Why Great Professionals Don't Compete on Price
Not every profession is solving the same problem.
Neither should every professional.
A few weeks ago, I came across an advertisement for a portrait studio opening in Singapore. They were a large portrait studio chain from China offering a complete portrait experience for $199. Makeup, wardrobe and professional photography were all included. I looked through the photographs and, to be honest, they weren't bad. In fact, I could immediately see why many people would find the offer appealing.
What stopped me wasn't the price. It was my reaction. For a brief moment, I paused and wondered what this might mean for photographers like us. The thought disappeared almost as quickly as it arrived because I realised those simply weren't my clients.
That wasn't meant as a criticism of the studio, nor the people who would choose it. Every profession serves different people with different needs. Some clients are looking for an enjoyable afternoon, a makeover experience or a collection of glamorous portraits. There's absolutely nothing wrong with that.
It just isn't the problem I've chosen to solve.
The longer I've spent photographing founders and professionals, the more I've realised the ones I admire most all seem to think alike. Lawyers don't spend much time worrying about the cheapest alternative.

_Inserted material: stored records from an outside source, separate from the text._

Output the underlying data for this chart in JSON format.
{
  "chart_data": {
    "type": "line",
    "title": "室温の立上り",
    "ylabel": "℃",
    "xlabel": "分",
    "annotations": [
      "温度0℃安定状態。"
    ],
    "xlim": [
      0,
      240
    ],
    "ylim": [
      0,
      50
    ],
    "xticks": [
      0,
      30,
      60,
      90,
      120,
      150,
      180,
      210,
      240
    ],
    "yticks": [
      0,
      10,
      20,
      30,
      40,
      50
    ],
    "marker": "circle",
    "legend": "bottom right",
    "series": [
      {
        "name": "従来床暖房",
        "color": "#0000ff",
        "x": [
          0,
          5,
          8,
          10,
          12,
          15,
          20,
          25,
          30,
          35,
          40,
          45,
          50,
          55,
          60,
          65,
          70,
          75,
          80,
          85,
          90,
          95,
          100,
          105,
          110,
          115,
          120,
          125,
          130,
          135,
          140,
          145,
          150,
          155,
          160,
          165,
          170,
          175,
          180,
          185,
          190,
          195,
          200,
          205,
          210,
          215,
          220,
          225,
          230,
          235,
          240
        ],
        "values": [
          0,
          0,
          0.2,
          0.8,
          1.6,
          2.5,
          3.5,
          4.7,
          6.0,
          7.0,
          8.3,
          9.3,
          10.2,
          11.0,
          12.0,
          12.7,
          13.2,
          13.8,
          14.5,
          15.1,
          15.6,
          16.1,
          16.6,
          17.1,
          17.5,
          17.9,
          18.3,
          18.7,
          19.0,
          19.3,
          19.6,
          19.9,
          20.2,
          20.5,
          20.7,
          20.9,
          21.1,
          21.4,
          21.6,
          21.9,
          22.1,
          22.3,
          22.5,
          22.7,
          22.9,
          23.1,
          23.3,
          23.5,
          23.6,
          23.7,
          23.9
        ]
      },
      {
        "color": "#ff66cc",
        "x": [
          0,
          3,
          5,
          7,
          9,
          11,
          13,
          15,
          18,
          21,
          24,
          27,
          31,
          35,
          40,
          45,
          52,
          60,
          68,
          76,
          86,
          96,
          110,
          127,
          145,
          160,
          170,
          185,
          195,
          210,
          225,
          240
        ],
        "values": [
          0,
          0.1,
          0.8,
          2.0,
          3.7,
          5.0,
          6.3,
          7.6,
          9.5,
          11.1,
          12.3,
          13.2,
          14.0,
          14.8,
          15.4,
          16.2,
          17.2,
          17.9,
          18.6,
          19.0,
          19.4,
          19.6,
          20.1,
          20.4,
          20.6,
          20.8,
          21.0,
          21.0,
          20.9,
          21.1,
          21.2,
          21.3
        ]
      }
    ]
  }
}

A surgeon doesn't lose sleep over the consultation fee at a neighbourhood clinic. A Michelin-starred chef isn't trying to compete with the food court downstairs. Leica has never tried to become the most affordable camera in the market. If anything, they've spent decades making sure they never are. They all seem remarkably comfortable knowing exactly who they're for—and who they're not.

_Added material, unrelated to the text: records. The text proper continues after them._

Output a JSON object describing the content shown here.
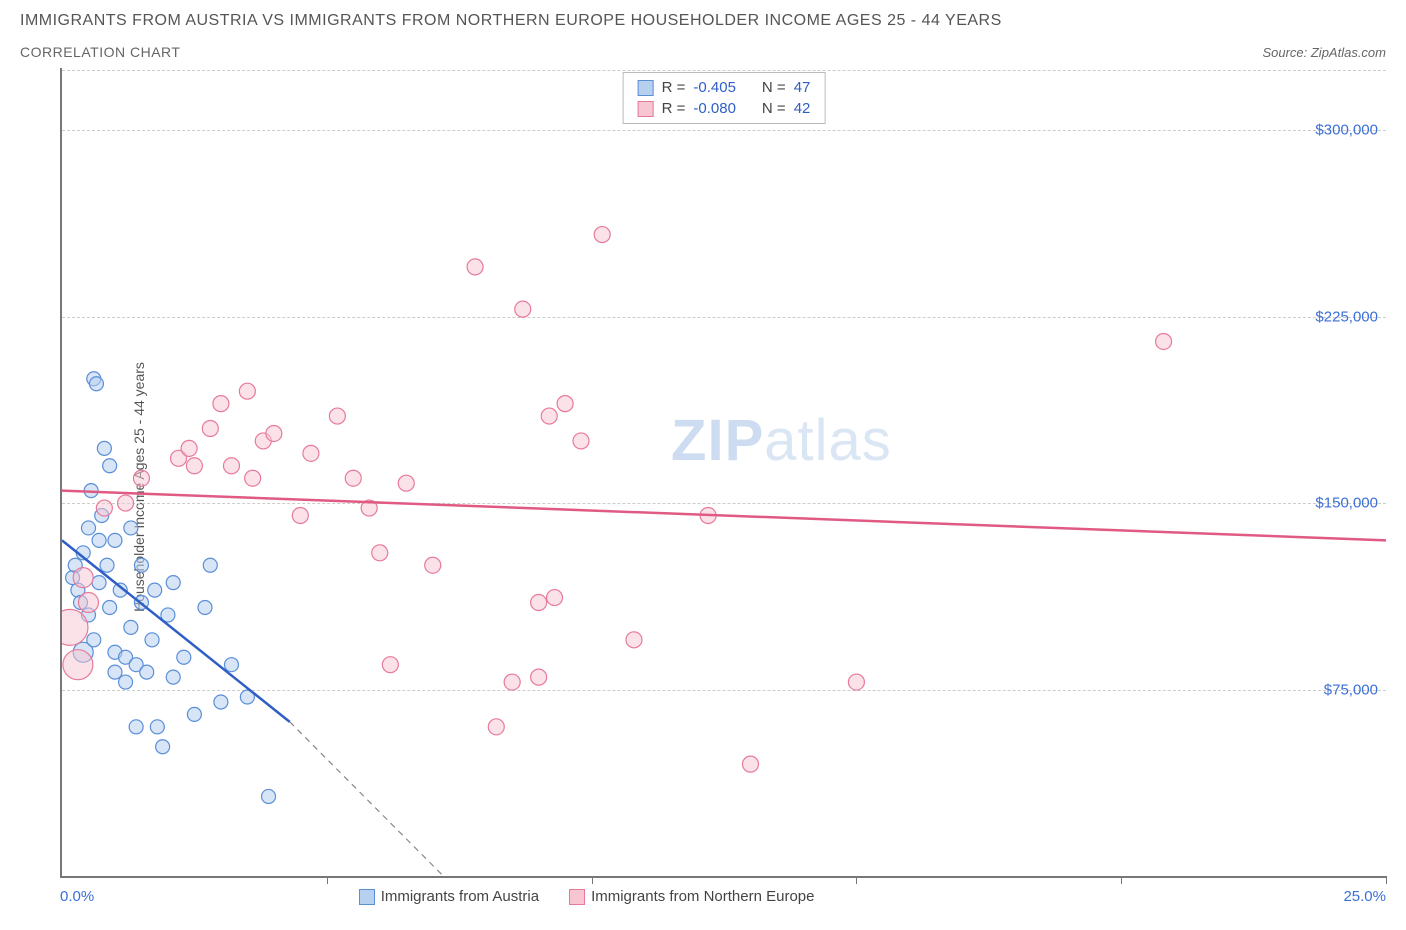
{
  "title": "IMMIGRANTS FROM AUSTRIA VS IMMIGRANTS FROM NORTHERN EUROPE HOUSEHOLDER INCOME AGES 25 - 44 YEARS",
  "subtitle": "CORRELATION CHART",
  "source_label": "Source: ",
  "source_value": "ZipAtlas.com",
  "ylabel": "Householder Income Ages 25 - 44 years",
  "watermark_a": "ZIP",
  "watermark_b": "atlas",
  "chart": {
    "type": "scatter",
    "background_color": "#ffffff",
    "grid_color": "#cccccc",
    "xlim": [
      0,
      25
    ],
    "ylim": [
      0,
      325000
    ],
    "yticks": [
      {
        "v": 75000,
        "label": "$75,000"
      },
      {
        "v": 150000,
        "label": "$150,000"
      },
      {
        "v": 225000,
        "label": "$225,000"
      },
      {
        "v": 300000,
        "label": "$300,000"
      }
    ],
    "xticks": [
      5,
      10,
      15,
      20,
      25
    ],
    "x_left_label": "0.0%",
    "x_right_label": "25.0%",
    "tick_label_color": "#3b6fd6",
    "series": [
      {
        "id": "austria",
        "legend_label": "Immigrants from Austria",
        "fill": "#b8d0f0",
        "stroke": "#5a8fd8",
        "fill_opacity": 0.55,
        "line_color": "#2f5fc4",
        "r_label": "R = ",
        "r_value": "-0.405",
        "n_label": "N = ",
        "n_value": "47",
        "trend": {
          "x1": 0,
          "y1": 135000,
          "x2": 4.3,
          "y2": 62000,
          "dash_to_x": 7.2,
          "dash_to_y": 0
        },
        "points": [
          {
            "x": 0.2,
            "y": 120000,
            "r": 7
          },
          {
            "x": 0.25,
            "y": 125000,
            "r": 7
          },
          {
            "x": 0.3,
            "y": 115000,
            "r": 7
          },
          {
            "x": 0.35,
            "y": 110000,
            "r": 7
          },
          {
            "x": 0.4,
            "y": 130000,
            "r": 7
          },
          {
            "x": 0.4,
            "y": 90000,
            "r": 10
          },
          {
            "x": 0.5,
            "y": 140000,
            "r": 7
          },
          {
            "x": 0.5,
            "y": 105000,
            "r": 7
          },
          {
            "x": 0.55,
            "y": 155000,
            "r": 7
          },
          {
            "x": 0.6,
            "y": 95000,
            "r": 7
          },
          {
            "x": 0.6,
            "y": 200000,
            "r": 7
          },
          {
            "x": 0.65,
            "y": 198000,
            "r": 7
          },
          {
            "x": 0.7,
            "y": 135000,
            "r": 7
          },
          {
            "x": 0.7,
            "y": 118000,
            "r": 7
          },
          {
            "x": 0.75,
            "y": 145000,
            "r": 7
          },
          {
            "x": 0.8,
            "y": 172000,
            "r": 7
          },
          {
            "x": 0.85,
            "y": 125000,
            "r": 7
          },
          {
            "x": 0.9,
            "y": 165000,
            "r": 7
          },
          {
            "x": 0.9,
            "y": 108000,
            "r": 7
          },
          {
            "x": 1.0,
            "y": 82000,
            "r": 7
          },
          {
            "x": 1.0,
            "y": 90000,
            "r": 7
          },
          {
            "x": 1.0,
            "y": 135000,
            "r": 7
          },
          {
            "x": 1.1,
            "y": 115000,
            "r": 7
          },
          {
            "x": 1.2,
            "y": 88000,
            "r": 7
          },
          {
            "x": 1.2,
            "y": 78000,
            "r": 7
          },
          {
            "x": 1.3,
            "y": 140000,
            "r": 7
          },
          {
            "x": 1.3,
            "y": 100000,
            "r": 7
          },
          {
            "x": 1.4,
            "y": 85000,
            "r": 7
          },
          {
            "x": 1.4,
            "y": 60000,
            "r": 7
          },
          {
            "x": 1.5,
            "y": 110000,
            "r": 7
          },
          {
            "x": 1.5,
            "y": 125000,
            "r": 7
          },
          {
            "x": 1.6,
            "y": 82000,
            "r": 7
          },
          {
            "x": 1.7,
            "y": 95000,
            "r": 7
          },
          {
            "x": 1.75,
            "y": 115000,
            "r": 7
          },
          {
            "x": 1.8,
            "y": 60000,
            "r": 7
          },
          {
            "x": 1.9,
            "y": 52000,
            "r": 7
          },
          {
            "x": 2.0,
            "y": 105000,
            "r": 7
          },
          {
            "x": 2.1,
            "y": 80000,
            "r": 7
          },
          {
            "x": 2.1,
            "y": 118000,
            "r": 7
          },
          {
            "x": 2.3,
            "y": 88000,
            "r": 7
          },
          {
            "x": 2.5,
            "y": 65000,
            "r": 7
          },
          {
            "x": 2.7,
            "y": 108000,
            "r": 7
          },
          {
            "x": 3.0,
            "y": 70000,
            "r": 7
          },
          {
            "x": 3.2,
            "y": 85000,
            "r": 7
          },
          {
            "x": 3.5,
            "y": 72000,
            "r": 7
          },
          {
            "x": 3.9,
            "y": 32000,
            "r": 7
          },
          {
            "x": 2.8,
            "y": 125000,
            "r": 7
          }
        ]
      },
      {
        "id": "neurope",
        "legend_label": "Immigrants from Northern Europe",
        "fill": "#f7c6d2",
        "stroke": "#e77a9a",
        "fill_opacity": 0.5,
        "line_color": "#e05a84",
        "r_label": "R = ",
        "r_value": "-0.080",
        "n_label": "N = ",
        "n_value": "42",
        "trend": {
          "x1": 0,
          "y1": 155000,
          "x2": 25,
          "y2": 135000
        },
        "points": [
          {
            "x": 0.15,
            "y": 100000,
            "r": 18
          },
          {
            "x": 0.3,
            "y": 85000,
            "r": 15
          },
          {
            "x": 0.4,
            "y": 120000,
            "r": 10
          },
          {
            "x": 0.5,
            "y": 110000,
            "r": 10
          },
          {
            "x": 0.8,
            "y": 148000,
            "r": 8
          },
          {
            "x": 1.2,
            "y": 150000,
            "r": 8
          },
          {
            "x": 1.5,
            "y": 160000,
            "r": 8
          },
          {
            "x": 2.2,
            "y": 168000,
            "r": 8
          },
          {
            "x": 2.4,
            "y": 172000,
            "r": 8
          },
          {
            "x": 2.5,
            "y": 165000,
            "r": 8
          },
          {
            "x": 2.8,
            "y": 180000,
            "r": 8
          },
          {
            "x": 3.0,
            "y": 190000,
            "r": 8
          },
          {
            "x": 3.2,
            "y": 165000,
            "r": 8
          },
          {
            "x": 3.5,
            "y": 195000,
            "r": 8
          },
          {
            "x": 3.6,
            "y": 160000,
            "r": 8
          },
          {
            "x": 3.8,
            "y": 175000,
            "r": 8
          },
          {
            "x": 4.0,
            "y": 178000,
            "r": 8
          },
          {
            "x": 4.5,
            "y": 145000,
            "r": 8
          },
          {
            "x": 4.7,
            "y": 170000,
            "r": 8
          },
          {
            "x": 5.2,
            "y": 185000,
            "r": 8
          },
          {
            "x": 5.5,
            "y": 160000,
            "r": 8
          },
          {
            "x": 5.8,
            "y": 148000,
            "r": 8
          },
          {
            "x": 6.0,
            "y": 130000,
            "r": 8
          },
          {
            "x": 6.2,
            "y": 85000,
            "r": 8
          },
          {
            "x": 6.5,
            "y": 158000,
            "r": 8
          },
          {
            "x": 7.0,
            "y": 125000,
            "r": 8
          },
          {
            "x": 7.8,
            "y": 245000,
            "r": 8
          },
          {
            "x": 8.2,
            "y": 60000,
            "r": 8
          },
          {
            "x": 8.5,
            "y": 78000,
            "r": 8
          },
          {
            "x": 8.7,
            "y": 228000,
            "r": 8
          },
          {
            "x": 9.0,
            "y": 110000,
            "r": 8
          },
          {
            "x": 9.2,
            "y": 185000,
            "r": 8
          },
          {
            "x": 9.3,
            "y": 112000,
            "r": 8
          },
          {
            "x": 9.5,
            "y": 190000,
            "r": 8
          },
          {
            "x": 9.8,
            "y": 175000,
            "r": 8
          },
          {
            "x": 10.2,
            "y": 258000,
            "r": 8
          },
          {
            "x": 10.8,
            "y": 95000,
            "r": 8
          },
          {
            "x": 12.2,
            "y": 145000,
            "r": 8
          },
          {
            "x": 13.0,
            "y": 45000,
            "r": 8
          },
          {
            "x": 15.0,
            "y": 78000,
            "r": 8
          },
          {
            "x": 20.8,
            "y": 215000,
            "r": 8
          },
          {
            "x": 9.0,
            "y": 80000,
            "r": 8
          }
        ]
      }
    ]
  }
}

Not because they're better than everyone else. They're simply solving different problems.
I think that's an important distinction many professionals forget. We often become anxious when we see someone charging less because we assume clients are comparing us on price alone. Sometimes they are. More often, they're choosing between two entirely different solutions without realising it.
One portrait session might be about creating beautiful photographs.
Another might be about helping someone represent the business they've spent decades building.
Those aren't the same product, even if they both involve a camera.
Maybe that's where many professionals struggle, especially here in Singapore. We grow up believing humility means saying less about ourselves. We become uncomfortable explaining why our work costs more because we're afraid of sounding arrogant. So we stay silent and hope people notice the difference on their own.
I've never found that to be particularly fair.
If you've spent years refining your judgement, investing in better tools, creating a bespoke client experience and developing a way of working that genuinely serves people better, I don't think you're showing off by helping people understand it. You're simply giving them the information they need to decide whether you're the right fit.
The portrait itself is only one part of what my clients invest in. They're also investing in the time spent understanding who they are before the camera is ever raised. They're investing in judgement, intentional direction, restrained retouching, fine-art printing and craftsmanship. The ability to know what a portrait needs—and what it doesn't.
None of those things are obvious at first glance. Neither should we expect them to be.
That's why they deserve to be explained.
Over the years, I've come to realise that the professionals I've admired most all seem to have something in common. They never apologise for the standard they've chosen to uphold. They don't expect everyone to become their client, and they don't need to. They simply continue refining their work for the people who value it.
Maybe that's why great professionals don't compete on price.
They compete on the quality of the problem they're prepared to solve.
And when they've spent years becoming exceptional at solving that problem, explaining the value of their work isn't arrogance.
It's part of the responsibility.
After all, people can't value what they've never been given the opportunity to understand.